It is no such thing.
It is simply wrong and misleading to depict the case for same-sex marriage as a case for ending discrimination or for equal legal recognition of relationships. The Federal Parliament amended 84 pieces of legislation after the 2010 election to place homosexual rights and entitlements on the same basis as others. The push for same-sex marriage is therefore largely ideological, because there is clearly no intention in any jurisdiction that they be subjected to any substantial discrimination on entitlement.
Peter van Onselen shortly before Adam Bandt's show and tell argument in Parliament, like Greiner, argued for same-sex marriage as a human right but as is always the case with this assertion never actually demonstrated why it was a human right, choosing instead, typically, to construct a series of pejorative straw men and 'stacking the deck' arguments to hopefully convince us that same-sex marriage was the natural consequence of a long evolutionary development in marriage. Of course, having gone down this path he might have considered a further evolutionary development - the Greens' bill for same-sex marriage still limits marriage to two persons, itself arguably discriminatory to those favouring polygamy or group marriage. How long would we have to wait for that example of discrimination to be addressed?
Advertisement
If a human rights basis is to be developed for same-sex marriage then it is first necessary to determine whether same-sex couples actually qualify for marriage. What is it about marriage that determines who may enter into marriage?

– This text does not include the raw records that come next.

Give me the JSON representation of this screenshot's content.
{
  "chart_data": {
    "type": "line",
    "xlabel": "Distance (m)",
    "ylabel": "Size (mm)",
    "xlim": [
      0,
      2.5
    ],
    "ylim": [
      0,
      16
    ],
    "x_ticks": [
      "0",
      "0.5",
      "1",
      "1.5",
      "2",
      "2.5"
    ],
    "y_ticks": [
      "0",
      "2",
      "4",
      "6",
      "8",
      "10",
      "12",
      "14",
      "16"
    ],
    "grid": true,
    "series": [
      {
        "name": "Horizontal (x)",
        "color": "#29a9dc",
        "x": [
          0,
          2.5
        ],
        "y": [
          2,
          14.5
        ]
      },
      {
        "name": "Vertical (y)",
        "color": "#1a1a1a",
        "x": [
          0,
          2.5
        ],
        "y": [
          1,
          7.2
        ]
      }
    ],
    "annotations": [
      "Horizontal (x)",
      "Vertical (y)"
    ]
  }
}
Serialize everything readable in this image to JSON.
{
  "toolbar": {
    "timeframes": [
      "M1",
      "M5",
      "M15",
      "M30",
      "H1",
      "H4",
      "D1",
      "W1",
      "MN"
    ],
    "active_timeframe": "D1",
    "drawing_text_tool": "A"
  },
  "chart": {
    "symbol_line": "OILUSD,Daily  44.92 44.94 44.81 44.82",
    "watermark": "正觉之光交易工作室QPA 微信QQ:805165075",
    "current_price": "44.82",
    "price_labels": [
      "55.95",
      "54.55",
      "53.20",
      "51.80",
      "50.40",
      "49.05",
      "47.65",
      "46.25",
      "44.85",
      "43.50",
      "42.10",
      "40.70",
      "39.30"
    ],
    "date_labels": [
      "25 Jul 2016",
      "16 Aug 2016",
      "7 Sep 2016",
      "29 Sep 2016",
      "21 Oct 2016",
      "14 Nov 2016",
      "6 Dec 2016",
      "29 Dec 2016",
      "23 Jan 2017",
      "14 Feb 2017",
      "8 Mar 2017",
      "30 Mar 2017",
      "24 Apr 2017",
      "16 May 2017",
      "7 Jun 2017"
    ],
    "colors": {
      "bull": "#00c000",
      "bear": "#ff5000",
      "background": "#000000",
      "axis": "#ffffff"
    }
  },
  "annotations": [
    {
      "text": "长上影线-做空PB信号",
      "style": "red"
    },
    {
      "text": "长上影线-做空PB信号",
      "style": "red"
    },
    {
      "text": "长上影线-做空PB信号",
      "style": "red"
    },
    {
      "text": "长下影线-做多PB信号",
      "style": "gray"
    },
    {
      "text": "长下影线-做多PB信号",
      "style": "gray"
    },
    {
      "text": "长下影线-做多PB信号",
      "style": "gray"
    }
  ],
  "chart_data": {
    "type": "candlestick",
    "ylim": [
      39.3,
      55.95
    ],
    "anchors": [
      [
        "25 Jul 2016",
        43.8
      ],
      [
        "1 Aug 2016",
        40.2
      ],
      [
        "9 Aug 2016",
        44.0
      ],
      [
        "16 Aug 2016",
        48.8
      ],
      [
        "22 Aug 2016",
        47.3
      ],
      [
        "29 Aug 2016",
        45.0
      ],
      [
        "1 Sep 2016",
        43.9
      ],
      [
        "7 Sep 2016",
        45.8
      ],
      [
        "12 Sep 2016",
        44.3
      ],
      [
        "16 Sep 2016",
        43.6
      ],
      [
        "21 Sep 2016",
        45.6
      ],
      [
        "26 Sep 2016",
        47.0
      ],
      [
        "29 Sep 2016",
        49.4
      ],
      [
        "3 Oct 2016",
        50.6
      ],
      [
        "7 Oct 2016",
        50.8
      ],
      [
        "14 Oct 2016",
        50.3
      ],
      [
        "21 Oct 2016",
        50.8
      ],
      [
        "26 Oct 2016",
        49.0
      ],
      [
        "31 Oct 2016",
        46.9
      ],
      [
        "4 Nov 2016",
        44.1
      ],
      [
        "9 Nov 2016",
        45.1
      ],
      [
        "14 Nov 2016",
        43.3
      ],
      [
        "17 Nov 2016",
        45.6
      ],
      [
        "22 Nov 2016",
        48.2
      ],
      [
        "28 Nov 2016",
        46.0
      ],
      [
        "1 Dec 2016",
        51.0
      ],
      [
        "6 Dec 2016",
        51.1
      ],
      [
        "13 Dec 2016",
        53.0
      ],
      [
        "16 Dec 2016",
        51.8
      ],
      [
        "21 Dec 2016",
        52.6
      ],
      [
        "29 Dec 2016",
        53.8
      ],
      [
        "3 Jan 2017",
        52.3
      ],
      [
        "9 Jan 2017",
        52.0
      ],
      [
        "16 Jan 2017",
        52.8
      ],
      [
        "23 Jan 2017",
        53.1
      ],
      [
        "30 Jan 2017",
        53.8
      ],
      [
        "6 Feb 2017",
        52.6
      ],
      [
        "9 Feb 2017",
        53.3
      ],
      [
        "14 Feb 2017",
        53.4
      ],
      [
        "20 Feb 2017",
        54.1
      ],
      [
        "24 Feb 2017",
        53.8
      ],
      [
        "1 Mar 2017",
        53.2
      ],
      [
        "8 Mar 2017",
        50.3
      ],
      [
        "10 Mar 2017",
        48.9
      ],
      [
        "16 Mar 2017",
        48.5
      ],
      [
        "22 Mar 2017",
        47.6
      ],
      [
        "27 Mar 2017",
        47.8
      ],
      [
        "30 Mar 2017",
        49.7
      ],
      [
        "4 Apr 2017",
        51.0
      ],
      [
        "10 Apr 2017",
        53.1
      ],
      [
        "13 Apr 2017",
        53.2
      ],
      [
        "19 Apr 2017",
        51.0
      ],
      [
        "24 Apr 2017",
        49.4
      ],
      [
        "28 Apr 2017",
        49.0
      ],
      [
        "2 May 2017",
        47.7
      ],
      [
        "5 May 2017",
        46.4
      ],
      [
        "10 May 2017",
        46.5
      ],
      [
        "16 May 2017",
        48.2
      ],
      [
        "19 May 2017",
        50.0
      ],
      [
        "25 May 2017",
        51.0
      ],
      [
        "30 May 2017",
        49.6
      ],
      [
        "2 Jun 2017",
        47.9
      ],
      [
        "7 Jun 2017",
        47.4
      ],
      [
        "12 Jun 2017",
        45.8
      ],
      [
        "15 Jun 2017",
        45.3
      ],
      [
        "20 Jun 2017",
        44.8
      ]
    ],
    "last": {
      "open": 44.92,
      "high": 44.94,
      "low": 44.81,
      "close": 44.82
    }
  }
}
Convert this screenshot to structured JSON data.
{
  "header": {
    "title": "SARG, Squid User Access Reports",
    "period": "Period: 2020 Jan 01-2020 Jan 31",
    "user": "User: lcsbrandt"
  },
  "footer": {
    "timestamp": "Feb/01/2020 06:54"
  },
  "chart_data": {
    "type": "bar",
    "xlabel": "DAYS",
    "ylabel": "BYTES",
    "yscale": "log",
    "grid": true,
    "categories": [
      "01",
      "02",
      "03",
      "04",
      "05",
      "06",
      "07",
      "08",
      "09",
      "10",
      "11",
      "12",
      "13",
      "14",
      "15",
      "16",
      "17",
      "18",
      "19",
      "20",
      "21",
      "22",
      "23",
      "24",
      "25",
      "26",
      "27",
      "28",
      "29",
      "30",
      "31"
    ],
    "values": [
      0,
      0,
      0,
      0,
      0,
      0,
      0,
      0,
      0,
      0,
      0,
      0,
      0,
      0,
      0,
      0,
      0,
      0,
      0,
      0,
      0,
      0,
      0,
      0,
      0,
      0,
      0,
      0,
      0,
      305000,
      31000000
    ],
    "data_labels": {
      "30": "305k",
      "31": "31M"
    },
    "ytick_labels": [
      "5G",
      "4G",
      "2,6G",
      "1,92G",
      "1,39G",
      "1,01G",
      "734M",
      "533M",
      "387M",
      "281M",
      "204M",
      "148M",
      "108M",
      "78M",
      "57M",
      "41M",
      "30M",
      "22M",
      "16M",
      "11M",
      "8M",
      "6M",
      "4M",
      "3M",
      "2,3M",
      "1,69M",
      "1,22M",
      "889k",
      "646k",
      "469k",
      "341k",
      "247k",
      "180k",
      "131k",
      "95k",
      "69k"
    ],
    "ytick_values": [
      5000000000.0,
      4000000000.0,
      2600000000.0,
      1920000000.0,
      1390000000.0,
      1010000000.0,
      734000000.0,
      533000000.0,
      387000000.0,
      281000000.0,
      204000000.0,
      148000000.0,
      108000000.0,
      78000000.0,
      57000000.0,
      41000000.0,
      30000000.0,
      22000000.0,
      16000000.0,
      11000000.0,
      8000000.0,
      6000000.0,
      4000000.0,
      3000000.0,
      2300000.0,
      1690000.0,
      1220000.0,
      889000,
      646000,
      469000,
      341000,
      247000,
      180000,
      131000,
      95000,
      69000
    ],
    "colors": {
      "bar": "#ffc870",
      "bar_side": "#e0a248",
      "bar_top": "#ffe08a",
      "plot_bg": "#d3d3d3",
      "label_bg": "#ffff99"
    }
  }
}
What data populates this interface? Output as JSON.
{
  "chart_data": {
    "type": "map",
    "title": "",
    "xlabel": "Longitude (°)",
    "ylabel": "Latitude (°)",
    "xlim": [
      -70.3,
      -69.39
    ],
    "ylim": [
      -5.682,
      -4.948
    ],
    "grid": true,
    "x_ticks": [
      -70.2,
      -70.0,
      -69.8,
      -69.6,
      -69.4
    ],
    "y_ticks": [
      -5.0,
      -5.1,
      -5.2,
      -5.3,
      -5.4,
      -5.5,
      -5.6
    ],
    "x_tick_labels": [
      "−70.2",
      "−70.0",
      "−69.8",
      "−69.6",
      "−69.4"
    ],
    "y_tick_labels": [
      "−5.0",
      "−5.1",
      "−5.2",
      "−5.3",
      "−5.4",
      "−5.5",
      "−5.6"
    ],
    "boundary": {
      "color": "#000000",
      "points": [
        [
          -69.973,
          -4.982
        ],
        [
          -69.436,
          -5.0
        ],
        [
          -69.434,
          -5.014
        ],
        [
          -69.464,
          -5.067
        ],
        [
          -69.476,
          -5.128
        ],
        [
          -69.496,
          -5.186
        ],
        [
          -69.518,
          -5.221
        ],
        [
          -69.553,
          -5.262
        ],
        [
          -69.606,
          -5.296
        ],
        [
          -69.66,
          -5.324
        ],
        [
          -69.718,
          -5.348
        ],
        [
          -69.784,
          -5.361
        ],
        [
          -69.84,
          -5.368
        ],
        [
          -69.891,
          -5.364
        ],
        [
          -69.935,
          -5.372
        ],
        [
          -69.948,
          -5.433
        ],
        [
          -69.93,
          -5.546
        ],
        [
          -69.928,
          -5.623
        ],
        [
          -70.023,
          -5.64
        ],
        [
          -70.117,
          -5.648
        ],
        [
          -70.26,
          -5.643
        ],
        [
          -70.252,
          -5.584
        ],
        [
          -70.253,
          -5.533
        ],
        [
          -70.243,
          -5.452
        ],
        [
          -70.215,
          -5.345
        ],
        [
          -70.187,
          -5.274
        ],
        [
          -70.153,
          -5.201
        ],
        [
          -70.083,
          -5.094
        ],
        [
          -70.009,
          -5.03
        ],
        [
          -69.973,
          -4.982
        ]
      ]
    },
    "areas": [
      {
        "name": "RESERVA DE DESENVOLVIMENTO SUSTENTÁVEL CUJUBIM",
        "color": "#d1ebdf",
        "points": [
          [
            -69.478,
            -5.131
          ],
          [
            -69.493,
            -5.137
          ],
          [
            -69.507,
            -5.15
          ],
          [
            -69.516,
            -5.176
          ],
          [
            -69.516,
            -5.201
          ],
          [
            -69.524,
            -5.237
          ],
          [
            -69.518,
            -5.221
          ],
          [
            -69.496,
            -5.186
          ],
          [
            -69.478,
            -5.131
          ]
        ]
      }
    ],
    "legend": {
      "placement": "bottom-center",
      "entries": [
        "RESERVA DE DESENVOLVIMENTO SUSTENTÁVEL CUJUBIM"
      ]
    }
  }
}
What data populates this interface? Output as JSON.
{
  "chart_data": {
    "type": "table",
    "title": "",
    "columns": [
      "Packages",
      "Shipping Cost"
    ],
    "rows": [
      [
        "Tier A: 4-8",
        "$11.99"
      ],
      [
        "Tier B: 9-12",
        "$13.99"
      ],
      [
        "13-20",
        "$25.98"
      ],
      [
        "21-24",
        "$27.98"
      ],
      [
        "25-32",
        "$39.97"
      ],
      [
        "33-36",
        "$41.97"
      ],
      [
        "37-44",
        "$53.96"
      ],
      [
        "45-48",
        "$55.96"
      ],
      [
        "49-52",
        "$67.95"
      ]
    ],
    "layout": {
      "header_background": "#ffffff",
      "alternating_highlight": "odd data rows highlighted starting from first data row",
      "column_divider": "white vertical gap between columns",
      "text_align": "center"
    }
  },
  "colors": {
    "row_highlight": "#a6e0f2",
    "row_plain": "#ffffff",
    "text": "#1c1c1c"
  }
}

What we can say about marriage is that despite varying cultural expressions, it is seen as the union of a man and a woman who make a permanent and exclusive commitment to each other, of the type that is fulfilled by bearing and rearing children together. This concept of marriage, allowing for variations in customs and ritual, is consistently found across cultures throughout history. Marriage involves a comprehensive union of spouses, with norms of permanence and exclusivity. These combine to create a special link to children, for their sake, that protects their identity and nurture by a mother and father.
It is the link to children that gives marriage its special character.
But why a man and a woman, and not two men or two women?
With one exception a person is complete within themselves as to bodily organs and their functions: heart, lungs, stomach and so on. In other words, to fulfil any of these functions a person does not require a contribution from anyone else. The one biological function for which individual adults are naturally incomplete is sexual reproduction. In sexual intercourse, and no other form of sexual contact, a man's and a woman's bodies are joined by way of their sexual organs for the common biological purpose of reproduction. Their bodies become one, thereby securing future generations at the same time as they are giving unique expression to their love for each other.
Marriage is deeply and uniquely orientated to bearing and nurturing children. Marriage ensures children access to both their mother and father and the security of the love between the parents. It provides for them a role model of human love of the parents relating as man and as woman, and its complementarity also ensures the unilateral love of each parent to the child and the necessary differences between motherly and fatherly love.
Advertisement
The fact that divorce happens, or one spouse dies early, or some couples are infertile and perhaps circumvent that lack to conceive through artificial reproductive technologies, including the use of donor gametes and surrogate mothers, or a couple beyond the years of child bearing marry, does nothing to change the reality of marriage. Same-sex couples simply do not qualify.
At its deepest level, marriage is the union of difference, the combining of a man and a woman to make one flesh, a union that is physical, emotional and as well, mystical.
To the contrary, same-sex marriage would be the union of sameness, with the distinctive and historical orientation towards the bearing and nurture of children dissolved. In its stead is to be offered a view of marriage which places sexual choice and emotional commitment at the centre.
So, let's be clear on this: extending marriage to same-sex couples would represent a radical revision of the public understanding of marriage as a social institution. To go down this path would be for the law to teach that marriage is fundamentally about adults' emotional unions, not complementary bodily union or children. Because there is no reason that primarily emotional unions (any more than ordinary friendships in general) should be permanent, exclusive, or limited to two, these norms of marriage would make less and less sense. Less able to understand the rationale for these marital norms, people would feel less bound to live by them, to their own detriment, and especially to the detriment of children.
According to the newspaper report I began with, the supporters of same-sex marriage claim through the national convener of Australian Marriage Equality, Mr Greenwich, the existence of "an unstoppable momentum for a reform that continues to win hearts and minds in the wider community and the parliament". Well this remains to be seen. To be sure, their efforts will not go unchallenged. Same-sex marriage in law is by no means inevitable.